If someone is working longer than 10 hours per day, they are likely going to burn out. This is ok for a sprint or short term project, but it’s important to make sure this is not the default for your department. Continuously check on the workload of your team and assess if they are working efficiently; employees should have access to a proper work-life balance.
No person is an island and no department is a company so collaborate!
Your team can’t execute their goals on their own. As a manager, you need to foster cross-functional relationships and ensure your team gets what they need from other teams . Remove barriers so that your team can be individual contributors. Pay attention to the blockers and issues they raise, and demonstrate the work you are doing to remove those barriers.
1. Engage outside of your team
Do skip-level meetings and coffee chats across the business to help build relationships for your team members. A lot can be revealed by setting up 1:1’s with people outside your org, through casual conversation. Shoot for at least one of these a week. Go in without an agenda, be curious.
2. Collaborate with peers to solve problems
If you notice that your team has been facing issues with other functions, have a back-channel discussion with other managers to figure out what’s happening. You need to be objective and get to the root of the problem. To help break down defenses during the discussion, take accountability for how your team may be contributing to issues. Address how you want to deal with “bad-players”; if there is an individual or multiple folks who are continuously detracting from your team’s ability to get the job done, discuss with relevant partners (manager, functional leads, or people ops) to get to the best resolution. If you are uncomfortable or want to discuss ideas on how to approach, engage with Human Resources for mediation support.

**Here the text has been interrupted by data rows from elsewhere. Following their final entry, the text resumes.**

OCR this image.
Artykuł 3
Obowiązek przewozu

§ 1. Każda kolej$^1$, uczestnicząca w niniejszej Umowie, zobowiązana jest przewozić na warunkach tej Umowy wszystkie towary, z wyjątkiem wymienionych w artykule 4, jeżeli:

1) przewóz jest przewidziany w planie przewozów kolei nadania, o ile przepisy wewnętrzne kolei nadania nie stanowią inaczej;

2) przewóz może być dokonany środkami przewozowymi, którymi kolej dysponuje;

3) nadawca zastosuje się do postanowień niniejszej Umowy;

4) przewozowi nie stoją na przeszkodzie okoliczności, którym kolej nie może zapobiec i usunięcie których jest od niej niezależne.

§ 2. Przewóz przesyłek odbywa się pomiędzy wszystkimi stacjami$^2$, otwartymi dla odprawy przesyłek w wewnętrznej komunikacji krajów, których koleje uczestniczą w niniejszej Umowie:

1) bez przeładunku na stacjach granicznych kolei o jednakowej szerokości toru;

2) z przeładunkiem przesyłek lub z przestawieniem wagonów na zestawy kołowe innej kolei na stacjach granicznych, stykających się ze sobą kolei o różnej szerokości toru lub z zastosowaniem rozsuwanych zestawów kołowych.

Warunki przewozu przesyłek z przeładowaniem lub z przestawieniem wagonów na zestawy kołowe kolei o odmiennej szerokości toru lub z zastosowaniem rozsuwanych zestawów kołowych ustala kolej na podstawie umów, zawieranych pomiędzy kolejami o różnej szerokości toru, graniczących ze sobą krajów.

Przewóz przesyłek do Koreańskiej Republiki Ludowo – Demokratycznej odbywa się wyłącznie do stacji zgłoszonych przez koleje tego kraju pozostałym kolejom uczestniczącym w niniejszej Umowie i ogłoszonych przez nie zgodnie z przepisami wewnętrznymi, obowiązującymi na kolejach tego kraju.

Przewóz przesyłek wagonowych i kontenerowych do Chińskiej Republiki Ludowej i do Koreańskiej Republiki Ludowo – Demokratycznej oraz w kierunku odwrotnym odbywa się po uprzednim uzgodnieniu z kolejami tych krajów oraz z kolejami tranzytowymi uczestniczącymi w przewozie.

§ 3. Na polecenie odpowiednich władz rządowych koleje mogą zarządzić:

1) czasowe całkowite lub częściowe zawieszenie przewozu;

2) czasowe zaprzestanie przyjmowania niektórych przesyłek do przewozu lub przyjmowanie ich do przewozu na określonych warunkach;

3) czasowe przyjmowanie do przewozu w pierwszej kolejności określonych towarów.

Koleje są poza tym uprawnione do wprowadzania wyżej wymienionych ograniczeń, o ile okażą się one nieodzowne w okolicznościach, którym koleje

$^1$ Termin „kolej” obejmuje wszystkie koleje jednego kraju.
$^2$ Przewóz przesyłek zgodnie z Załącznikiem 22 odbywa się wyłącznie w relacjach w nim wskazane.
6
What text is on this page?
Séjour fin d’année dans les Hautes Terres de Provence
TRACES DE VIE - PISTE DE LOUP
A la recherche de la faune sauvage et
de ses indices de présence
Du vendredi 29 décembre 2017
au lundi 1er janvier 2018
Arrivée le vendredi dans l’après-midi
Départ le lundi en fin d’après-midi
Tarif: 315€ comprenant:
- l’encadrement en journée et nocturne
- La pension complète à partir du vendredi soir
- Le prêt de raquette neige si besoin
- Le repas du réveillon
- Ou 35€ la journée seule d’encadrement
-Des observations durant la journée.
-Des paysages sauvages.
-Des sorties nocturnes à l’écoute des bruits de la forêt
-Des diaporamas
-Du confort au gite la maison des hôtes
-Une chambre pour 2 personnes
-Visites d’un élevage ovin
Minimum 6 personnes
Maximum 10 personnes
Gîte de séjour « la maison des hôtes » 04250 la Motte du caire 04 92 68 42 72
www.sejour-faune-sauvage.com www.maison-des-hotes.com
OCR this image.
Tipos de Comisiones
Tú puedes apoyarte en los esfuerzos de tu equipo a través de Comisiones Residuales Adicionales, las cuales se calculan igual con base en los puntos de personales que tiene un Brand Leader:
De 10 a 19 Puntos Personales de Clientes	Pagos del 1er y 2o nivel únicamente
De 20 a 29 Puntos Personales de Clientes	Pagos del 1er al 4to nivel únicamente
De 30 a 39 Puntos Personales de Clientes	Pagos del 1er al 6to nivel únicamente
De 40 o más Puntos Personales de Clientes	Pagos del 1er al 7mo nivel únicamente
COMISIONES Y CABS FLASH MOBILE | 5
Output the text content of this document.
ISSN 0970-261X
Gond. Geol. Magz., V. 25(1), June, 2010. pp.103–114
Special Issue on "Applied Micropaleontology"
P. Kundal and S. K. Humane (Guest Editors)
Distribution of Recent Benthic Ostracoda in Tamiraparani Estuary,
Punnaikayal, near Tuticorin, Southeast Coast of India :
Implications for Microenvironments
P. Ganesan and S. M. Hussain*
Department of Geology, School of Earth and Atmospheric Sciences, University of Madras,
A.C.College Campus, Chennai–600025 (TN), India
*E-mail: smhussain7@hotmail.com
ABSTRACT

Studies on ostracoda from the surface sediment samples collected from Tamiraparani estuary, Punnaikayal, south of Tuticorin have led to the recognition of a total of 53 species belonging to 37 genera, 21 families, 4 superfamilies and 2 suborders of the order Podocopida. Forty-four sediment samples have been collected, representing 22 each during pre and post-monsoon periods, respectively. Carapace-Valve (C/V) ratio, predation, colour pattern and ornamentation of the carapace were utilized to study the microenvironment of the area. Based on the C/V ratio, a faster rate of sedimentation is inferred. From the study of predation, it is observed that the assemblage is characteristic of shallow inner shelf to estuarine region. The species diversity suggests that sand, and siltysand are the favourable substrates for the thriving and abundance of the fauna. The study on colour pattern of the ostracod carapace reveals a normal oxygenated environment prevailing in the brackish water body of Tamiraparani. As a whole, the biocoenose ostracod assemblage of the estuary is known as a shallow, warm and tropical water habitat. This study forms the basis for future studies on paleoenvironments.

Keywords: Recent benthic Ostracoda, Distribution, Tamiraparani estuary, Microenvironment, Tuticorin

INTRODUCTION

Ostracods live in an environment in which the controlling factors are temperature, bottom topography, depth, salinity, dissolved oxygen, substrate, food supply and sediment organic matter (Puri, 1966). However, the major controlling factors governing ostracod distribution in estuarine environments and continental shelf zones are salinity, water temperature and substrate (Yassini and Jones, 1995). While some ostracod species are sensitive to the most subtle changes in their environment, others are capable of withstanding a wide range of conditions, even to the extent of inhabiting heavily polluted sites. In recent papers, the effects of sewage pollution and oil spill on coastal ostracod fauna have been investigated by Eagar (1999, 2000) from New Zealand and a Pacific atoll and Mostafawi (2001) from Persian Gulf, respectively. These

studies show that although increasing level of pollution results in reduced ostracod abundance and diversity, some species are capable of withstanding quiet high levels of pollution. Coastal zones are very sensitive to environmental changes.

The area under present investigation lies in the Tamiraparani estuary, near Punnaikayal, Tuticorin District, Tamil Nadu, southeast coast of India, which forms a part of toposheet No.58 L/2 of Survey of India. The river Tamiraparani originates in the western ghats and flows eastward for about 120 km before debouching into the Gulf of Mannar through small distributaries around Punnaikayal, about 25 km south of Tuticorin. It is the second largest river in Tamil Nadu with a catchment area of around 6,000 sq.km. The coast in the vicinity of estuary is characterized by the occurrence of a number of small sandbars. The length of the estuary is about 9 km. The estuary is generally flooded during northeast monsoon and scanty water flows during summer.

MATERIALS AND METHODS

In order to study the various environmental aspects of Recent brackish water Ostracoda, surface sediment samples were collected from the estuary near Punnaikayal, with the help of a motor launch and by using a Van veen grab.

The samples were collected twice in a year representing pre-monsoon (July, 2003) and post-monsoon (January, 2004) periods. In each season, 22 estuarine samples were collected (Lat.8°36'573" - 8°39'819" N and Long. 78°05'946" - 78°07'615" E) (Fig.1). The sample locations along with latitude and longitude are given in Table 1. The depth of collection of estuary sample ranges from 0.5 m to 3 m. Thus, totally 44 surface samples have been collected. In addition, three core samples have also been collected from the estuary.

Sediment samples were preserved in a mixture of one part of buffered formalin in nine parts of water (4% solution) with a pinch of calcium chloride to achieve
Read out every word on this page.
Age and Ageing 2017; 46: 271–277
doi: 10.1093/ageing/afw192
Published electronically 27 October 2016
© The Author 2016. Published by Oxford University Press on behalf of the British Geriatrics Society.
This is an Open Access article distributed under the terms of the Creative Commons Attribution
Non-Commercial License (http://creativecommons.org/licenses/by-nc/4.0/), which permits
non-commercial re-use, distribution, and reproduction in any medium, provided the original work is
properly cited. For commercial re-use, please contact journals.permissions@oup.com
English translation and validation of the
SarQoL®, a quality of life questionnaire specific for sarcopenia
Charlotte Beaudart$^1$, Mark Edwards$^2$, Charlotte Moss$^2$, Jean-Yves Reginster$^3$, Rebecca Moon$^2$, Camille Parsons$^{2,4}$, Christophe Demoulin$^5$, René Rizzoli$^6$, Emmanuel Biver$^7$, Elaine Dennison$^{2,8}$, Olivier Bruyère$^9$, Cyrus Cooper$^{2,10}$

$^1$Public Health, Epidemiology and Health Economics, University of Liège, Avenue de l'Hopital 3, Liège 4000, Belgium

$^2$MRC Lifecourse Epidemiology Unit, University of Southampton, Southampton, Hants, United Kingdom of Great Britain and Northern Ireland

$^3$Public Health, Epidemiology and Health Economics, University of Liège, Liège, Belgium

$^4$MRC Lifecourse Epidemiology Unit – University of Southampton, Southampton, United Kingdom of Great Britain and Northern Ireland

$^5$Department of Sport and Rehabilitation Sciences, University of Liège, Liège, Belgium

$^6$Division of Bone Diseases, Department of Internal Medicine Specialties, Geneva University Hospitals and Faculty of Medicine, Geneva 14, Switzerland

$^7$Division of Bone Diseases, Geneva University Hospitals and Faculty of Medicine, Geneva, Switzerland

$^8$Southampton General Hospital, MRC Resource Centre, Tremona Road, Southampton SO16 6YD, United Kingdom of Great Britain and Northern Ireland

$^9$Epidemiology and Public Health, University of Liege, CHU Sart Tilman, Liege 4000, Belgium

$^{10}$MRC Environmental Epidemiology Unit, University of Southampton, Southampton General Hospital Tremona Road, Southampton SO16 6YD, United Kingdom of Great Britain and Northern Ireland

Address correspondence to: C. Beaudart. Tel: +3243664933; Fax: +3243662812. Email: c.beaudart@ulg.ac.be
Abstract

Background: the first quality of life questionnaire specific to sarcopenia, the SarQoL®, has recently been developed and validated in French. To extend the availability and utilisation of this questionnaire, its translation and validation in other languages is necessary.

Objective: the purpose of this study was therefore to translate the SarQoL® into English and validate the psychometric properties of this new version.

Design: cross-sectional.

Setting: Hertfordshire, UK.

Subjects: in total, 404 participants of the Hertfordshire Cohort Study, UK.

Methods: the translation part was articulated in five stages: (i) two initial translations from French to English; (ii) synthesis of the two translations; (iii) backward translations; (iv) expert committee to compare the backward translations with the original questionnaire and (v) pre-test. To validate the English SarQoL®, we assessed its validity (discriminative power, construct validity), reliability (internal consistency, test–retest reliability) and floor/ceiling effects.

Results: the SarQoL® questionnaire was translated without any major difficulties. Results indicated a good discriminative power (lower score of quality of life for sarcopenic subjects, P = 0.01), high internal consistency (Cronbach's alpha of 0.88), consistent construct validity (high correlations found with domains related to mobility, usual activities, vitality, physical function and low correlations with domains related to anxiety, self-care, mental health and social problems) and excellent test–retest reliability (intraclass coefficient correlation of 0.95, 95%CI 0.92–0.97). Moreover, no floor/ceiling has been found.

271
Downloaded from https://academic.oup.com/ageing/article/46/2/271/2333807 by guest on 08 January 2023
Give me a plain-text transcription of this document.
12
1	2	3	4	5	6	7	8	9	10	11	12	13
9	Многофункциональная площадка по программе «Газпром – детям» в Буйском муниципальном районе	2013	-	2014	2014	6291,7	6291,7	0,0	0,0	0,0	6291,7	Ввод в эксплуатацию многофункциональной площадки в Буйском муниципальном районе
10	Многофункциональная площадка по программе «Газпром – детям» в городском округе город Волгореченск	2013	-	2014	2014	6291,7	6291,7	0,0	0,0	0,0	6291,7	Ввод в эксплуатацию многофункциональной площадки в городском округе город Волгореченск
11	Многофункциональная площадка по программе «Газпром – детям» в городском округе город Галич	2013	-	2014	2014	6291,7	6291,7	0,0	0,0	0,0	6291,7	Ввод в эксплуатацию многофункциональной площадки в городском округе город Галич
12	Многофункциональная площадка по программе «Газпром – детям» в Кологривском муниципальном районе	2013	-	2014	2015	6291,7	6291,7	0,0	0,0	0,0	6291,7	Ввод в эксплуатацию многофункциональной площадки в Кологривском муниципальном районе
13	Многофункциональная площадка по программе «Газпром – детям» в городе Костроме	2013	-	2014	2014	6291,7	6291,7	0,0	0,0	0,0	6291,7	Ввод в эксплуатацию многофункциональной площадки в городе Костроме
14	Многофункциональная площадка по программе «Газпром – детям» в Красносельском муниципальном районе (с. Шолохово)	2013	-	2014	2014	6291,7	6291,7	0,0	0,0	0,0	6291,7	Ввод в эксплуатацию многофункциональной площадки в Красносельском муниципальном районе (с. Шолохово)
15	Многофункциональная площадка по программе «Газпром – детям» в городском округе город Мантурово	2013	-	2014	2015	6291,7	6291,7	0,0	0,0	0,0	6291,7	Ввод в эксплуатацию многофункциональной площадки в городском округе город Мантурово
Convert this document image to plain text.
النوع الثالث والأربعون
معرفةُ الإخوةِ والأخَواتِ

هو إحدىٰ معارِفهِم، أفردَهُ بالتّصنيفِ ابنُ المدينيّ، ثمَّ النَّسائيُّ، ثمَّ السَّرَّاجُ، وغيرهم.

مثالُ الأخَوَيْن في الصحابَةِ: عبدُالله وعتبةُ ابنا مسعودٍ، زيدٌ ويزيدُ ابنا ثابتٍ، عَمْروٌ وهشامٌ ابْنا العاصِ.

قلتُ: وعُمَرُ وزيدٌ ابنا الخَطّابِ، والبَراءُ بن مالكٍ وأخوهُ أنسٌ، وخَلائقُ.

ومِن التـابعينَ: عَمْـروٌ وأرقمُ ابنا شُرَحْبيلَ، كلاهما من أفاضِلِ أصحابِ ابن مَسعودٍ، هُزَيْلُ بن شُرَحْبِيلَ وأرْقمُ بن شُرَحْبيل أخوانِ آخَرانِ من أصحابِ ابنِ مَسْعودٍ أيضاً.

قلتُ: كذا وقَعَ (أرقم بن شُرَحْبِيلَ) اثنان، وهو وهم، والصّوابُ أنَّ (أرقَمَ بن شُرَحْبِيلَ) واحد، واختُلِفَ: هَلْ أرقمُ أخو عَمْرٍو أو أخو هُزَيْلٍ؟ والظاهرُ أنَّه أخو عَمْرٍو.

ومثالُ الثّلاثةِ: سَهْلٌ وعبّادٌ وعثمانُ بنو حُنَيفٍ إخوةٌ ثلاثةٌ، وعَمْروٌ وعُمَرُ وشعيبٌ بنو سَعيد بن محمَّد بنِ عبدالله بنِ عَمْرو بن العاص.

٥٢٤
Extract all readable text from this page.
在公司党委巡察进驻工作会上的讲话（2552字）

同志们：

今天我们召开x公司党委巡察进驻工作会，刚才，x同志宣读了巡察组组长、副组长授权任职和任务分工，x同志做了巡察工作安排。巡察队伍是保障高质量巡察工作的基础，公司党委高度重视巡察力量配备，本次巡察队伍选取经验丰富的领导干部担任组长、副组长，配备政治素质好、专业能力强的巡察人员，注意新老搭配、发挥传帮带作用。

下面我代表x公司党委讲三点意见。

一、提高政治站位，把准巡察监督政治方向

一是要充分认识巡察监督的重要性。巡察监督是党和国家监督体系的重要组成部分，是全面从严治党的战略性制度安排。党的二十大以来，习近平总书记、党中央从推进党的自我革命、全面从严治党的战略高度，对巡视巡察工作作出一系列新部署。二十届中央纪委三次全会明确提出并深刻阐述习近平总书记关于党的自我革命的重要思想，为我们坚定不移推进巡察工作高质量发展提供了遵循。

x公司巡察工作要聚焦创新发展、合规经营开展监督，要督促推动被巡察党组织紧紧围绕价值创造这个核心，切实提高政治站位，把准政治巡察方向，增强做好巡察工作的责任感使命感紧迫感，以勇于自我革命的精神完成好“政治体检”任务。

Leading your team through change
In the book, “The Fifth Discipline”, Management expert Peter Senge said, “People don’t resist change; they resist being changed.” There will be times when you will have to champion a new idea, process, or tool that you do not necessarily agree with (or know your team won’t agree with the change) and you will be tasked with getting your team onboard. In those moments, you might have to pull them along to help them embrace the new way.
1. Gather context about the change
Try to assess the situation and make sure you have all of the details to communicate and manage this change with your team.
2. Map out how the change will affect your team
Most people think about themselves and want to know, “what does this mean for me?”. As a manager, you need to have a clear response on the implications this change will have for your team. Think about if there are any benefits to them and add that to your talking points. Also consider, if there is anything that your team will need to start, stop, or continue doing to adapt to this change. Lastly, think about the personalities on your team; who could be a champion with you and who will be a blocker/detractor.
3. Create a process to communicate and manage the change
What’s the core messaging that you are going to share and what’s the cadence that you will use to share updates with them. Will you announce the change in the team meeting, via Slack, or with each team member individually?
4. Follow-up with your team
Connect with each team member individually to see how they are handling the change. Gather insights into the challenges they are facing and provide support on how they can overcome them.
5. Get your team to adapt
After some time you will have to get your team adapted to this change. The pushback and opposition will have to come to a halt eventually. Have a key message that you want to reinforce to show that it’s time for everyone to be aligned with the change.